I believe gardens are a lifelong experiment merging nature, composition, functionality and joy.
I love my garden and I host an eclectic plant community that reflects my ideas about how a space should look, feel and evolve over time.
The one and only David Attenborough might agree that biodiversity in any ecosystem is a good thing, even if it’s as micro as an urban backyard.
Garden pests and diseases are not what I like to think about too often.
When I am dealing with them, it’s a sign that something bigger in the garden is out of balance – the pests are just benefiting from my lack of planning, productivity and preparation.
But pests are a part of gardening, regardless, so here are the three fundamental things I recommend you focus on first, before spending too much money and time defending against them.
In a similar way to how we humans get run down or sick, these three tips are about creating a suitable environment that promotes prevention rather than a cure.
Are you giving your plant friends the future they deserve? Do they get enough sun or shade? Are they competing with other plants (big trees) or environmental factors (wind or salt)? Are they pruned, fed and watered properly?

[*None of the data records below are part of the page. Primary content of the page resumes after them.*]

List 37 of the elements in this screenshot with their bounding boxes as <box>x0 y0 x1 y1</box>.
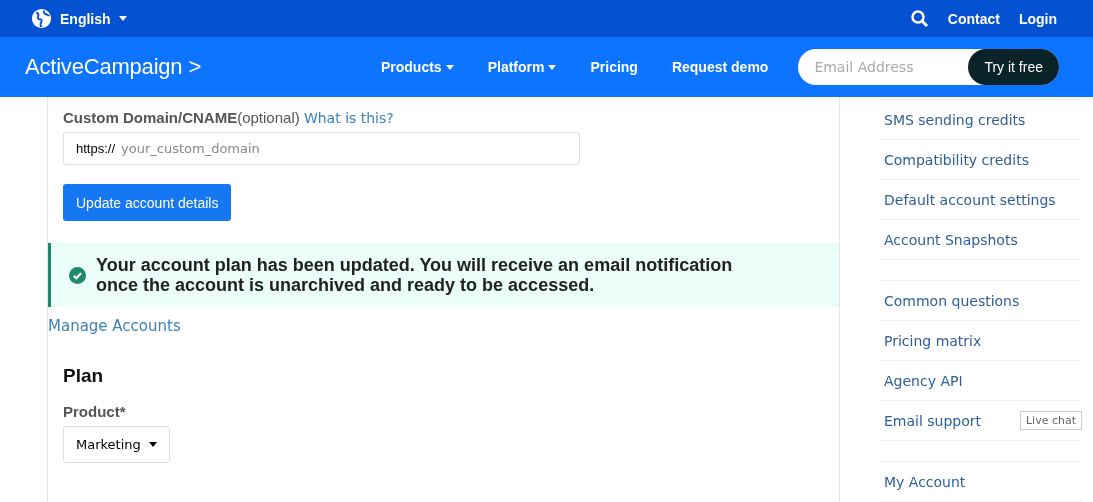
sidebar-link[interactable]: SMS sending credits <box>884 111 1026 128</box>
sidebar-link[interactable]: Default account settings <box>884 191 1056 208</box>
live-chat-button[interactable]: Live chat <box>1019 411 1082 430</box>
check-circle-icon <box>69 266 86 284</box>
sidebar-link[interactable]: Pricing matrix <box>884 332 982 349</box>
search-icon[interactable] <box>910 9 929 28</box>
domain-field[interactable]: https:// your_custom_domain <box>63 132 580 165</box>
top-link[interactable]: Contact <box>947 10 1000 27</box>
url-prefix: https:// <box>76 141 116 156</box>
try-free-button[interactable]: Try it free <box>968 49 1059 85</box>
nav-item[interactable]: Products <box>380 59 454 75</box>
nav-item[interactable]: Request demo <box>671 59 769 75</box>
section-heading: Plan <box>63 365 105 387</box>
email-signup-field[interactable]: Email Address Try it free <box>798 49 1059 85</box>
help-link[interactable]: What is this? <box>303 110 394 126</box>
sidebar-link[interactable]: Account Snapshots <box>884 231 1018 248</box>
nav-item[interactable]: Platform <box>487 59 557 75</box>
language-selector[interactable]: English <box>31 8 127 29</box>
sidebar-link[interactable]: My Account <box>884 473 966 490</box>
caret-icon <box>548 64 557 70</box>
field-label: Custom Domain/CNAME(optional) What is this? <box>63 109 395 126</box>
product-dropdown[interactable]: Marketing <box>63 426 170 463</box>
sidebar-link[interactable]: Agency API <box>884 372 963 389</box>
sidebar-link[interactable]: Compatibility credits <box>884 151 1029 168</box>
manage-accounts-link[interactable]: Manage Accounts <box>48 317 181 335</box>
caret-icon <box>148 442 157 447</box>
logo[interactable]: ActiveCampaign > <box>25 54 202 80</box>
globe-icon <box>31 8 52 29</box>
nav-item[interactable]: Pricing <box>590 59 638 75</box>
update-button[interactable]: Update account details <box>63 184 232 221</box>
sidebar-link[interactable]: Common questions <box>884 292 1020 309</box>
alert-message: Your account plan has been updated. You will receive an email notification once the account is unarchived and ready to be accessed. <box>96 255 734 295</box>
field-label: Product* <box>63 403 127 420</box>
top-link[interactable]: Login <box>1018 10 1057 27</box>
caret-icon <box>118 16 127 21</box>
sidebar-link[interactable]: Email support <box>884 412 982 429</box>
caret-icon <box>445 64 454 70</box>
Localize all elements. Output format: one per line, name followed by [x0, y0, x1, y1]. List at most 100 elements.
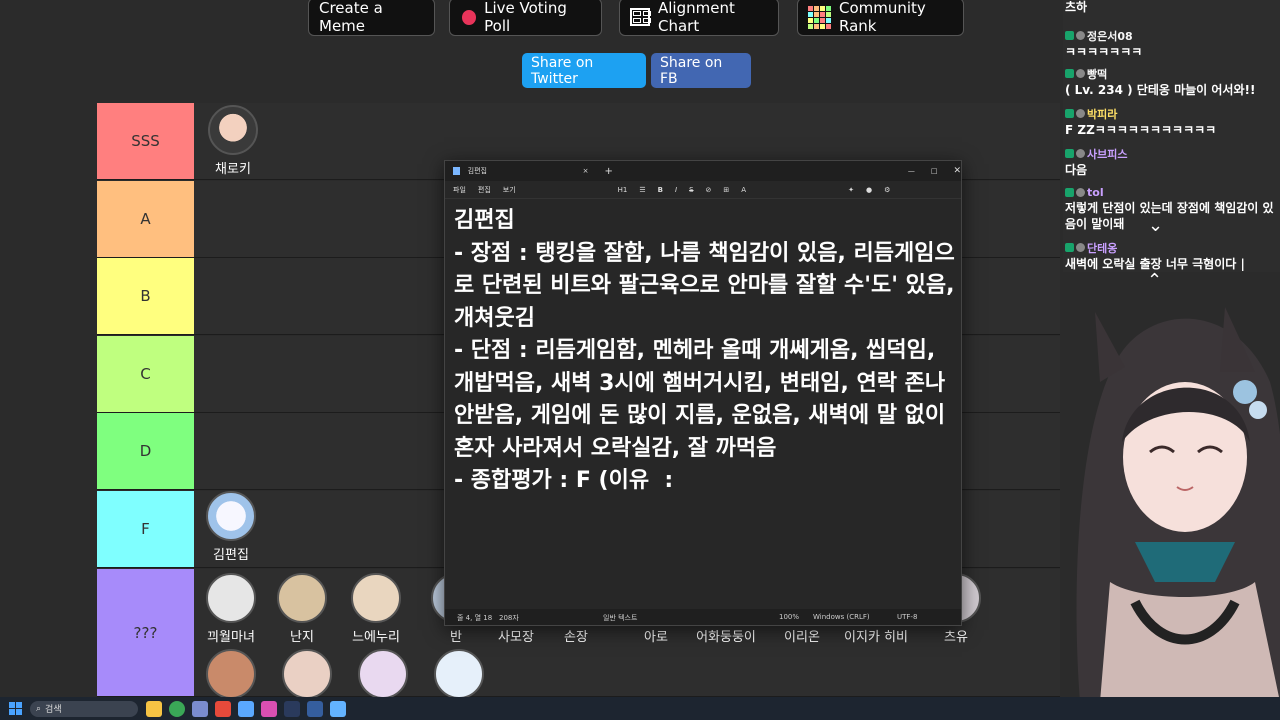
chat-badge-icon	[1065, 188, 1074, 197]
windows-start-icon[interactable]	[9, 702, 22, 715]
tier-label-d: D	[97, 413, 194, 489]
close-icon[interactable]: ✕	[953, 166, 961, 176]
chat-badge-icon	[1076, 69, 1085, 78]
strikethrough-icon[interactable]: S	[689, 186, 693, 194]
avatar	[208, 105, 258, 155]
avatar	[206, 573, 256, 623]
notepad-statusbar: 줄 4, 열 18 208자 일반 텍스트 100% Windows (CRLF…	[445, 609, 961, 625]
chat-text: 다음	[1065, 163, 1088, 177]
chat-badge-icon	[1076, 109, 1085, 118]
alignment-chart-label: Alignment Chart	[658, 0, 735, 35]
tab-close-icon[interactable]: ×	[583, 167, 589, 175]
tier-label-sss: SSS	[97, 103, 194, 179]
chat-badge-icon	[1076, 188, 1085, 197]
avatar[interactable]	[282, 649, 332, 699]
table-icon[interactable]: ⊞	[723, 186, 729, 194]
italic-icon[interactable]: I	[675, 186, 677, 194]
notepad-tab-title[interactable]: 김편집	[468, 166, 563, 176]
tier-label-c: C	[97, 336, 194, 412]
chat-badge-icon	[1076, 243, 1085, 252]
create-meme-label: Create a Meme	[319, 0, 383, 35]
alignment-chart-button[interactable]: Alignment Chart	[619, 0, 779, 36]
item-name: 사모장	[498, 630, 534, 645]
chat-message: tol 저렇게 단점이 있는데 장점에 책임감이 있음이 말이돼	[1065, 185, 1275, 232]
status-chars: 208자	[499, 614, 519, 622]
chat-username-row: 빵떡	[1065, 66, 1275, 81]
app-icon[interactable]	[238, 700, 254, 717]
share-fb-label: Share on FB	[660, 54, 723, 87]
app-icon[interactable]	[307, 700, 323, 717]
chat-username[interactable]: 박피라	[1087, 106, 1117, 122]
account-icon[interactable]: ●	[866, 186, 872, 194]
clear-format-icon[interactable]: A	[741, 186, 746, 194]
notepad-text-area[interactable]: 김편집 - 장점 : 탱킹을 잘함, 나름 책임감이 있음, 리듬게임으로 단련…	[454, 205, 955, 607]
list-icon[interactable]: ☰	[639, 186, 645, 194]
avatar[interactable]	[434, 649, 484, 699]
app-icon[interactable]	[215, 700, 231, 717]
item-name: 끠월마녀	[207, 630, 255, 645]
item-name: 난지	[290, 630, 314, 645]
tier-item-chaeroki[interactable]: 채로키	[194, 105, 272, 177]
heading-dropdown[interactable]: H1	[618, 186, 628, 194]
community-rank-label: Community Rank	[839, 0, 926, 35]
chat-username[interactable]: 정은서08	[1087, 28, 1133, 44]
copilot-icon[interactable]: ✦	[848, 186, 854, 194]
taskbar-search[interactable]: ⌕ 검색	[30, 700, 138, 717]
live-voting-poll-button[interactable]: Live Voting Poll	[449, 0, 602, 36]
chat-message: 단테옹 새벽에 오락실 출장 너무 극혐이다 |	[1065, 240, 1275, 272]
taskbar-apps	[146, 700, 353, 717]
chat-text: 저렇게 단점이 있는데 장점에 책임감이 있음이 말이돼	[1065, 201, 1274, 231]
tier-item-unranked[interactable]: 끠월마녀	[192, 573, 270, 645]
new-tab-icon[interactable]: +	[604, 166, 612, 177]
app-icon[interactable]	[261, 700, 277, 717]
status-position: 줄 4, 열 18	[457, 614, 493, 622]
chat-username[interactable]: 사브피스	[1087, 146, 1127, 162]
settings-gear-icon[interactable]: ⚙	[884, 186, 890, 194]
chrome-icon[interactable]	[169, 700, 185, 717]
item-name: 어화둥둥이	[696, 630, 756, 645]
tier-item-unranked[interactable]: 난지	[263, 573, 341, 645]
folder-icon[interactable]	[146, 700, 162, 717]
status-format: 일반 텍스트	[603, 614, 638, 622]
avatar[interactable]	[206, 649, 256, 699]
avatar[interactable]	[358, 649, 408, 699]
chat-username[interactable]: 빵떡	[1087, 66, 1107, 82]
chat-username-row: 정은서08	[1065, 28, 1275, 43]
notepad-taskbar-icon[interactable]	[330, 700, 346, 717]
live-voting-poll-label: Live Voting Poll	[484, 0, 567, 35]
maximize-icon[interactable]: □	[931, 167, 938, 175]
taskbar: ⌕ 검색	[0, 697, 1280, 720]
menu-view[interactable]: 보기	[503, 185, 516, 195]
item-name: 이지카 히비	[844, 630, 908, 645]
share-fb-button[interactable]: Share on FB	[651, 53, 751, 88]
notepad-icon	[453, 167, 460, 175]
chat-badge-icon	[1065, 109, 1074, 118]
item-name: 반	[450, 630, 462, 645]
chat-username[interactable]: 단테옹	[1087, 240, 1117, 256]
bold-icon[interactable]: B	[658, 186, 663, 194]
search-label: 검색	[45, 705, 62, 715]
tier-item-unranked[interactable]: 느에누리	[337, 573, 415, 645]
stream-screen: Create a Meme Live Voting Poll Alignment…	[0, 0, 1280, 720]
app-icon[interactable]	[284, 700, 300, 717]
chat-username-row: 단테옹	[1065, 240, 1275, 255]
chat-badge-icon	[1065, 69, 1074, 78]
notepad-window[interactable]: 김편집 × + — □ ✕ 파일 편집 보기 H1 ☰ B I S ⊘ ⊞ A …	[444, 160, 962, 626]
tier-label-b: B	[97, 258, 194, 334]
community-rank-button[interactable]: Community Rank	[797, 0, 964, 36]
app-icon[interactable]	[192, 700, 208, 717]
chat-message: 사브피스 다음	[1065, 146, 1275, 178]
minimize-icon[interactable]: —	[908, 167, 915, 175]
menu-edit[interactable]: 편집	[478, 185, 491, 195]
chat-badge-icon	[1065, 31, 1074, 40]
scroll-up-icon[interactable]: ⌄	[1148, 215, 1163, 236]
share-twitter-button[interactable]: Share on Twitter	[522, 53, 646, 88]
chat-text: ( Lv. 234 ) 단테옹 마늘이 어서와!!	[1065, 83, 1256, 97]
notepad-titlebar: 김편집 × + — □ ✕	[445, 161, 961, 181]
tier-item-kimpyeonjip[interactable]: 김편집	[192, 491, 270, 563]
item-name: 아로	[644, 630, 668, 645]
link-icon[interactable]: ⊘	[706, 186, 712, 194]
chat-username[interactable]: tol	[1087, 186, 1104, 199]
menu-file[interactable]: 파일	[453, 185, 466, 195]
create-meme-button[interactable]: Create a Meme	[308, 0, 435, 36]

Like the most notorious villains, pests and diseases strike the vulnerable. If a sun-loving plant is in cheap potting mix stuck under an eave in the shade without rainfall or food, it is bound to fall prey to pests and disease in no time.
Diversity of plants
Spoiler alert: A stretch of lawn coupled with a lilly pilly hedge isn’t the most robust plant community. It lacks the foundation of a solid, natural habitat required by invertebrates, lizards and small birds that are your first line of defence against pests in the garden.
For instance, flowering plants provide a food source for beneficial insects that prey on pests, their eggs and larvae.
The good news is you can now even buy “good bugs” to release into your garden.
Unfortunately though, sometimes pests just arrive unannounced at the best of times, green thumb or not, (like the caterpillars that are currently demolishing my kale!).
The most important thing to remember is not to use harsh pesticides or herbicides as you’ll wipe out the balance completely and the bad bugs will return.
A study by Sydney University recently published in the journal Biological Conservation suggested that 40 per cent of all insect species are in decline and could die out in the coming decades, which would be a tragedy for our entire food system.
So, if you spot something “pesty looking” in the garden, take a moment to consider these points first and then take the organic approach.
- Your soil type should suit the kind of plants you are growing. Bagged soil, potting mix and compost products will usually specify a general plant group that it is best paired with.
- The pH level, fertilisers and organic additives (as well as drainage capacity) will then further provide foundations for a happy and healthy plant.
- Add your own compost, seaweed extract and worm castings to any mix to improve soil biology, plant vigour and your plant’s immunity against pests and disease.
- To avoid hearing the four most disliked words “I told you so”, always buy premium quality soil as it far outweighs the costs and time to amend it.